4. There’s a Lower Barrier to Entry
There is no minimum purchase requirement with an ETF. Investors can purchase one share if that’s all they want. As a result, choosing a low-cost, commission-free ETF is a great way to dip your toe into investing.
5. They Provide Diversification
Diversification is the cornerstone of any sound investment portfolio. It can protect you when times are bad and reward you when times are good. Without proper diversification, you’ll have too much exposure to a specific industry or sector. If that industry or sector goes south, so do your returns.
ETFs give you diversification in several ways. You can purchase an ETF that tracks a basket of stocks trading on a particular index, such as the S&P 500. You can purchase different ETFs to give you exposure to different asset classes.
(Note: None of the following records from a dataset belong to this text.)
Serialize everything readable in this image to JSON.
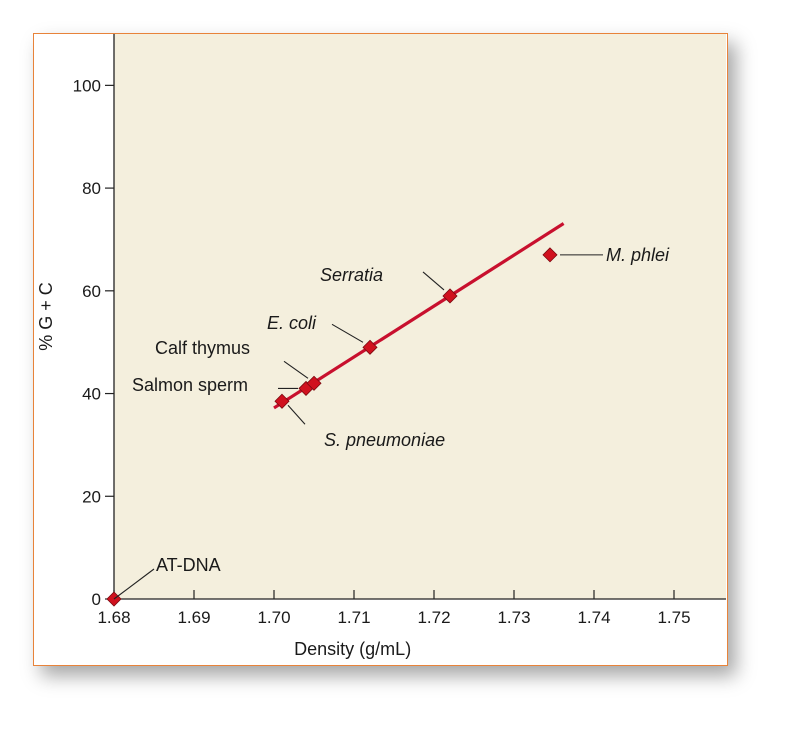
{
  "chart_data": {
    "type": "scatter",
    "xlabel": "Density (g/mL)",
    "ylabel": "% G + C",
    "xlim": [
      1.68,
      1.7565
    ],
    "ylim": [
      0,
      110
    ],
    "xticks": [
      "1.68",
      "1.69",
      "1.70",
      "1.71",
      "1.72",
      "1.73",
      "1.74",
      "1.75"
    ],
    "yticks": [
      "0",
      "20",
      "40",
      "60",
      "80",
      "100"
    ],
    "grid": false,
    "colors": {
      "plot_background": "#f4efdd",
      "marker": "#d0111e",
      "fit_line": "#c8102e",
      "frame_border": "#e8833a"
    },
    "points": [
      {
        "label": "AT-DNA",
        "x": 1.68,
        "y": 0,
        "italic": false
      },
      {
        "label": "S. pneumoniae",
        "x": 1.701,
        "y": 38.5,
        "italic": true
      },
      {
        "label": "Salmon sperm",
        "x": 1.704,
        "y": 41,
        "italic": false
      },
      {
        "label": "Calf thymus",
        "x": 1.705,
        "y": 42,
        "italic": false
      },
      {
        "label": "E. coli",
        "x": 1.712,
        "y": 49,
        "italic": true
      },
      {
        "label": "Serratia",
        "x": 1.722,
        "y": 59,
        "italic": true
      },
      {
        "label": "M. phlei",
        "x": 1.7345,
        "y": 67,
        "italic": true
      }
    ],
    "fit_line": {
      "x": [
        1.7,
        1.7362
      ],
      "y": [
        37.2,
        73.1
      ]
    }
  }
}
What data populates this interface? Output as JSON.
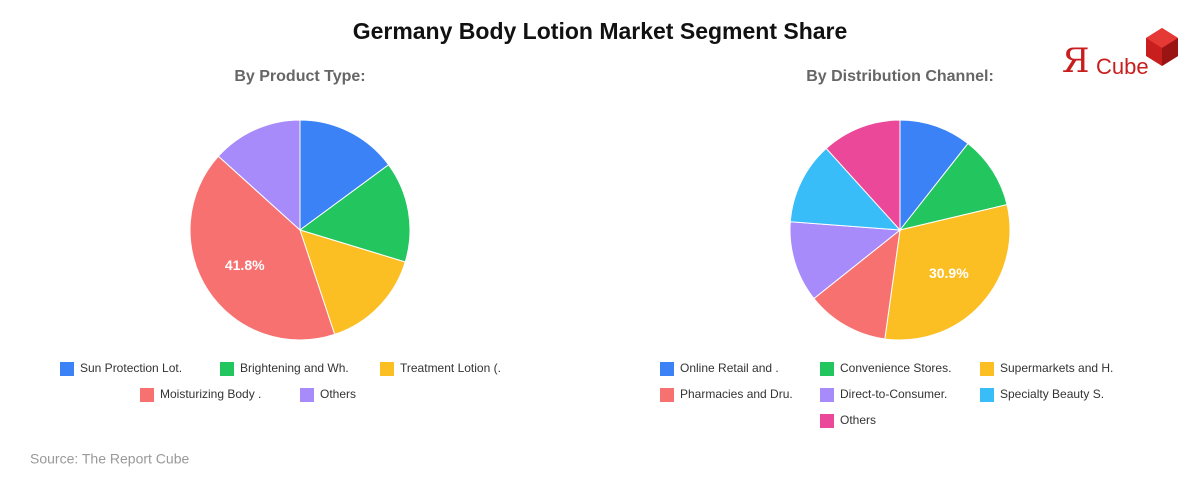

There are bond ETFs, real estate ETFs and more. As a result, you can easily create a diversified portfolio covering different sectors and asset classes.
6. They’re Transparent
One criticism of mutual funds is that some tend to bury important information in the fine print, making it difficult for investors to understand all the aspects of the fund. ETFs are different. The investment firm that creates the ETF has to publish its holdings every day. Investors know what the fund is made up of at all times, removing any confusion.
7. There Are Fewer Taxable Events
With an actively managed mutual fund, the fund manager has to buy and sell stocks to maintain the proper asset allocation. If you realize a gain through selling a holding, it creates a taxable event. If the fund manager sells stock multiples times in a year, you could be on the hook for significant taxes.
ETFs are passive and, as a result, have much lower turnover. It’s not unheard of for an ETF to sell a stock once during 24 months. That means you won’t have to worry as much about capital gains taxes.
It’s a good time to be an investor. With so many low-cost investing options to choose from, it’s no surprise ETFs have $4 trillion in assets under management. As investors get savvier when it comes to fees, they only stand to benefit more.
According to Morningstar, across all U.S. funds, the asset-weighted expense ratio declined to 0.48% last year, compared with 0.51% in 2017 – saving investors $5.5 billion in fund fees. Investors are paying about half as much to invest in funds as they were in 2000. Ben Johnson, Morningstar’s director of ETF and passive strategies research, says that this is a result of awareness on the part of investors when it comes to how damaging investment costs can be to a portfolio.